Advocates: Trump immigration demands complicate DACA replacement

Protesters gathered to march on the Phoenix field office of Immigration and Customs Enforcement after the Trump administration’s Sept. 5 announcement that it would end DACA – the Deferred Action for Childhood Arrivals program – in six months. (Photo by Andrea Jaramillo/Cronkite News)

WASHINGTON – Advocates and lawmakers in Arizona say the path to a bill protecting DREAMers got more difficult this week, when the White House issued a list of immigration policy priorities that it said must be part of any DACA legislation.

In a letter to House and Senate leaders Sunday, President Donald Trump said he will not support any legislation that does not include funding for a border wall, increased immigration enforcement in the interior, an end to “chain migration” and other requirements.

One state lawmaker said Thursday that she was “absolutely horrified” when she saw Trump’s demands while an analyst in Washington said the “incredibly unreasonable” list is “just a way to sabotage negotiation” on any bill to replace the Deferred Action for Childhood Arrivals program.

Rep. Raul Grijalva, D-Tucson, called Trump’s negotiation posture “extortion.” He called on House Democrats to ignore the rhetoric and work toward a permanent solution like the DREAM Act, by separating the issues of a pathway to citizenship for 800,000 DACA recipients from border security and stricter enforcement.

“It’s holding 800,000 young people hostage so that he can get his political agenda on immigration done,” Grijalva said Thursday of the president’s statement. “I think it’s sad and very unpresidential, but him going back on his word and lying doesn’t seem to be a problem with this president.”

But Arizona Republican Reps.

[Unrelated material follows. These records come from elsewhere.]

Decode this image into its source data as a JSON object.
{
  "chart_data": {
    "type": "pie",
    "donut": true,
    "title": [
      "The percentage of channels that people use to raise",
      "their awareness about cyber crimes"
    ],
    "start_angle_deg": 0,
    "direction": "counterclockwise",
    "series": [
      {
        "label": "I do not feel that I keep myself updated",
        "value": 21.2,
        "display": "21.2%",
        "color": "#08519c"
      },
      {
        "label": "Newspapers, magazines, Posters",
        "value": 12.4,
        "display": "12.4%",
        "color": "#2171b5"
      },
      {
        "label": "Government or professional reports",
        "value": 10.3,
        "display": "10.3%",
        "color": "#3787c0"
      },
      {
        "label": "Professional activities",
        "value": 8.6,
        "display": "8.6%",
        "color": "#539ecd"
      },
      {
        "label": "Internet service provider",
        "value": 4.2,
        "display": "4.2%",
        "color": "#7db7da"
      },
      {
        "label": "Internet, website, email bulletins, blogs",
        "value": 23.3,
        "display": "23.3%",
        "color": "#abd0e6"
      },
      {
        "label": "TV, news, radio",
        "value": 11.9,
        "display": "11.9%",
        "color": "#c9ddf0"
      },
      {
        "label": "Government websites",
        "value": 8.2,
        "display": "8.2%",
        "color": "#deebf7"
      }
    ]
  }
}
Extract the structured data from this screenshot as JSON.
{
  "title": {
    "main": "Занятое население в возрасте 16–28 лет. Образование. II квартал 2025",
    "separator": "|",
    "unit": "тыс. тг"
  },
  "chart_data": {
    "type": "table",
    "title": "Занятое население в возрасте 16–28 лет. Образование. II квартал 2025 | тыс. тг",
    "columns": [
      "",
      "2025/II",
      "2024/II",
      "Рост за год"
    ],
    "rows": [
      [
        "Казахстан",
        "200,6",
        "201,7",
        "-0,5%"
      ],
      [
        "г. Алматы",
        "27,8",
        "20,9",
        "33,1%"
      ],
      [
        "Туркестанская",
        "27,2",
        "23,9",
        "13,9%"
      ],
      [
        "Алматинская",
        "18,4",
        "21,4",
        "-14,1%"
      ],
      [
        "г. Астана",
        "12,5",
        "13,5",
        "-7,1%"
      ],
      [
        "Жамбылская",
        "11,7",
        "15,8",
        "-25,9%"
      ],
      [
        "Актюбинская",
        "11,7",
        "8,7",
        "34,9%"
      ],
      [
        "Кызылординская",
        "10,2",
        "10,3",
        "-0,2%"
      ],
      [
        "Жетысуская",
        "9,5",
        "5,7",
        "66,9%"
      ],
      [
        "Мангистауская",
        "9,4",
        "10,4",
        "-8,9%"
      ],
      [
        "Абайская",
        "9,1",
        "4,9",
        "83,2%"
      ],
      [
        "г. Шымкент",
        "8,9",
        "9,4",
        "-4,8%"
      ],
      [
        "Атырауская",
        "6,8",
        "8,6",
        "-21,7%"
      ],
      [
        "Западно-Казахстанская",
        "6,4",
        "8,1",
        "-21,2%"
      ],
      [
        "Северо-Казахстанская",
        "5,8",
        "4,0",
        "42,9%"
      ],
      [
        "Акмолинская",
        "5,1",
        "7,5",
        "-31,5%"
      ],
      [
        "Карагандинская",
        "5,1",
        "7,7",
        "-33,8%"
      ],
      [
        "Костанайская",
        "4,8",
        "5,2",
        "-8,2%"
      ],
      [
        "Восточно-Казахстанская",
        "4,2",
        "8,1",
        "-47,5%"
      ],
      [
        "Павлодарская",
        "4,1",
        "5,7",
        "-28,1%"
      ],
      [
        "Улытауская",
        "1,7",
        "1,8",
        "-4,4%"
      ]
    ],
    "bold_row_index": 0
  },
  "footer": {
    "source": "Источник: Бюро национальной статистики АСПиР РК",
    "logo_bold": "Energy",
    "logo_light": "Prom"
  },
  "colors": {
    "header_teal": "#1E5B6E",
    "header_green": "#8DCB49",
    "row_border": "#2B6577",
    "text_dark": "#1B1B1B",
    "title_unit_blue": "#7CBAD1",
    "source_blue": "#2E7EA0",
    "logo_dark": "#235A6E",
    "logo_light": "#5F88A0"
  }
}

Paul Gosar of Prescott and Andy Biggs of Gilbert hailed Trump’s action, commending him for following through on stricter enforcement of immigration policies, something that was central to his campaign.

“I applaud @POTUS for keeping his immigration promises to the American people,” Gosar said in a Tweet Monday. “We must secure our borders, and he is going to do just that.”

Biggs said he thinks most Americans and most of Congress agree – but acknowledged that one of the “major hindrances” for the administration will be getting past the 60 votes needed in the Senate to head off a filibuster on the proposals.

“I am confident that, if enacted by Congress, these actions would secure our open borders and reduce incentives for illegal immigrants to remain in or enter the United States,” Biggs said in a statement Tuesday. “The American people are tired of these flip flops, and we must give them the results they deserve – before any other reforms are enacted.”

The “immigration principles and policies” laid out by Trump list more than 70 items in three broad areas. The first, border security, includes building a wall and making it easier to repatriate unaccompanied children, asylum seekers and other immigrants. Interior enforcement includes cracking down on sanctuary cities, hiring 10,000 immigration officers and requiring use of e-Verify when hiring. The final category, establishing a merit-based immigration system, calls for giving preference to skilled and financially stable immigrants, among other changes.

Arizona Rep. Isela Blanc, D-Tempe, during a conference call Thursday on how children of DACA recipients could be affected by loss of the program, said she was “absolutely horrified” by Trump’s proposal. She called it a response to the growing Hispanic population in the U.S. and a way of “redefining what this White House wants this America to be…. Which is more white.”

“This administration is attacking families, is breaking apart families, creating fear and hurting children,” Blanc said. “We have children who are in fear for their parents, wondering if their mom or their dad will be home when they arrive from school.

“We have to start asking ourselves, ‘Is that the America we want to live in and are those demands appropriate?’ Absolutely not,” she said.

DACA is an Obama-era program that allowed immigrants who were brought here illegally as children to be protected from deportation for two years at a time and get work permits – but it did not change their citizenship status.

Critics have called it an executive overreach, and Attorney General Jeff Sessions announced in September that the Trump administration would end the program on March 5. No new DACA applications are being accepted, and people whose coverage lapses after March 5 could be subject to deportation.

Sessions and Trump said the six-month “winding down” of the program would give Congress time to act on a replacement plan. But David Bier, an immigration analyst at the CATO Institute, said the latest Trump demands are “poisoning the well” and undermining any chance for bipartisan negotiation on a replacement bill.

“There’s no negotiation that’s going to happen around these principles – this is just a way to sabotage negotiation,” Bier said Thursday. “If you look at the major points of emphasis here they’re really just non-negotiable items.”

Bier, noting Trump’s apparent willingness last month to work with Democrats on a DACA deal separate from issues like a border wall, said the latest demands indicate that whoever wrote the letter “does not have the same interests at heart as the president does.”

Petra Falcon, of the Latino voter outreach organization Promise Arizona, said any policy change must include a path to citizenship for immigrants but that it would be wrong to barter that against a wall, border security and tougher interior enforcement.

“To mix the two issues together is wrong,” Falcon said Thursday. “Immigrants who come to this country to provide for their families are being used as scapegoats for our security issues, for our drug-trafficking problem.”